Biology, images, analysis, design...
|"It has long been an axiom of mine that the little things are infinitely the most important" |
Quantiles as summary statistics: Use and misuse
(box and whisker plots, interquartile range, outliers, quantile quantile plots)
Statistics courses, especially for biologists, assume formulae = understanding and teach how to do statistics, but largely ignore what those procedures assume, and how their results mislead when those assumptions are unreasonable. The resulting misuse is, shall we say, predictable...
Use and MisuseQuantiles are under-used by researchers in providing summary statistics, largely because of the addiction of most scientists to the arithmetic mean and the standard deviation. Thes latter statistics are used even when such measures are wholly inappropriate, such as with heavily skewed distributions. We give a number of examples of the correct use of quantiles and box-and-whisker plots, including several where the box-and-whisker plot is given alongside a dot plot - showing the full frequency distribution.
Whilst box-and-whisker plots can be very useful for comparative purposes, this is only true if the full distribution has been examined first. This is especially true if the range indicates maximum and minimum, since it provides no information on an important part of the distribution - between the quartiles and the range. Use of the 95%, 90% or 80% reference range, or 1.5 times the interquartile range, is preferable, with outliers shown individually. It is, of course, important to label exactly what the 'range' or whiskers represent - without labelling, the figure can be highly misleading.

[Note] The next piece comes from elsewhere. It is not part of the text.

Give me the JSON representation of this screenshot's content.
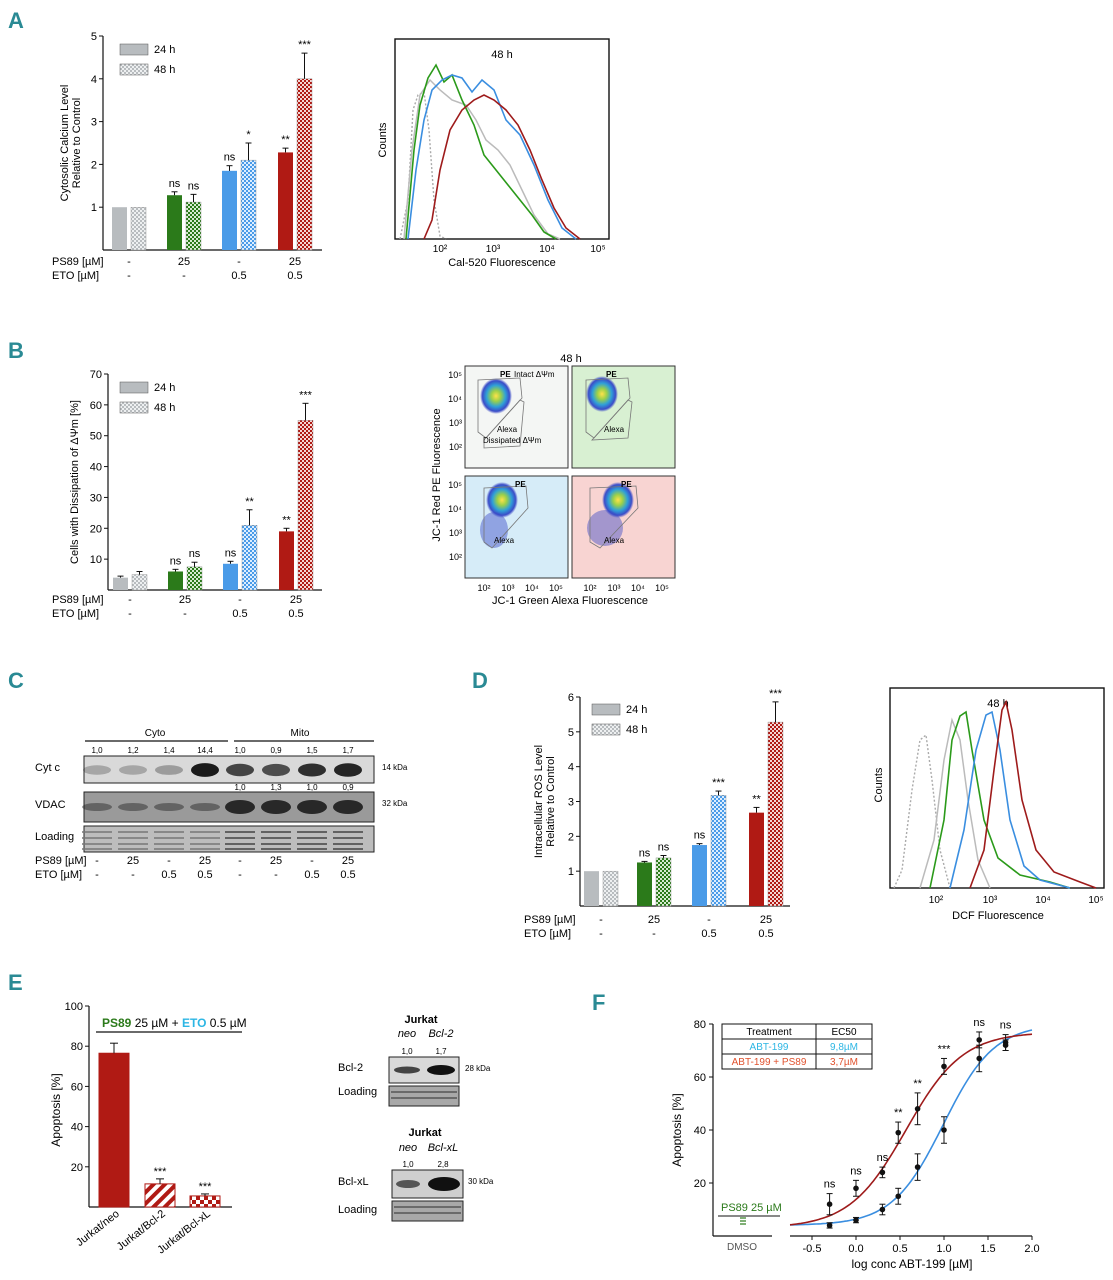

A common problem is to find a mismatch between the statistics displayed (whether as a box-and-whisker plot or a range plot), and the reported statistical analysis. If it is the difference between arithmetic means that is being tested, then means should appear in the figure or table. If values are log transformed, then the geometric mean is the appropriate statistic. If one of the non-parametric tests is used, then the median is usually the most appropriate statistic.
We have given a few examples from the literature,of the use of quantile-quantile plots to assess distributions but it has to be admitted that they are still very rare! This is despite their advocacy in two well known texts on graphical display of data. Even where they are used, there is still a tendency to just condense the information to a simple summary statistic (such as the difference between the plot and the y = x line), rather than interpret them to bring out differences between the distributions.
What the statisticians sayChambers et al. (1983) and Cleveland (1989) (1993) provide excellent coverage of box-and-whisker plots, quantile scatterplots and quantile-quantile plots. Woodward (1999) has a good section on descriptive techniques for quantitative variables which includes quantiles, the five quantile summary and box-and-whisker plots. Griffiths et al. (1998) give a good account of the use of quantiles, box-and-whisker plots and the five quantile summary for summarizing data.
Altman & Bland (1996) provide a useful summary of the properties and uses of quantiles in medical research whilst Frigge et al. (1989) detail the uses of box-and-whisker plots for exploratory data analysis. Wartenberg & Northridge (1991) advocate the use of quantile-quantile plots in case-control studies for exploring and comparing the distribution of exposure among cases and controls.
Wikipedia has sections on quantiles , box-and-whiskerplots and quantile-quantile plots . NetMBA provides a short section on interpretation of boxplots. NIST/SEMATECH provides a good account of quantile-quantile plots.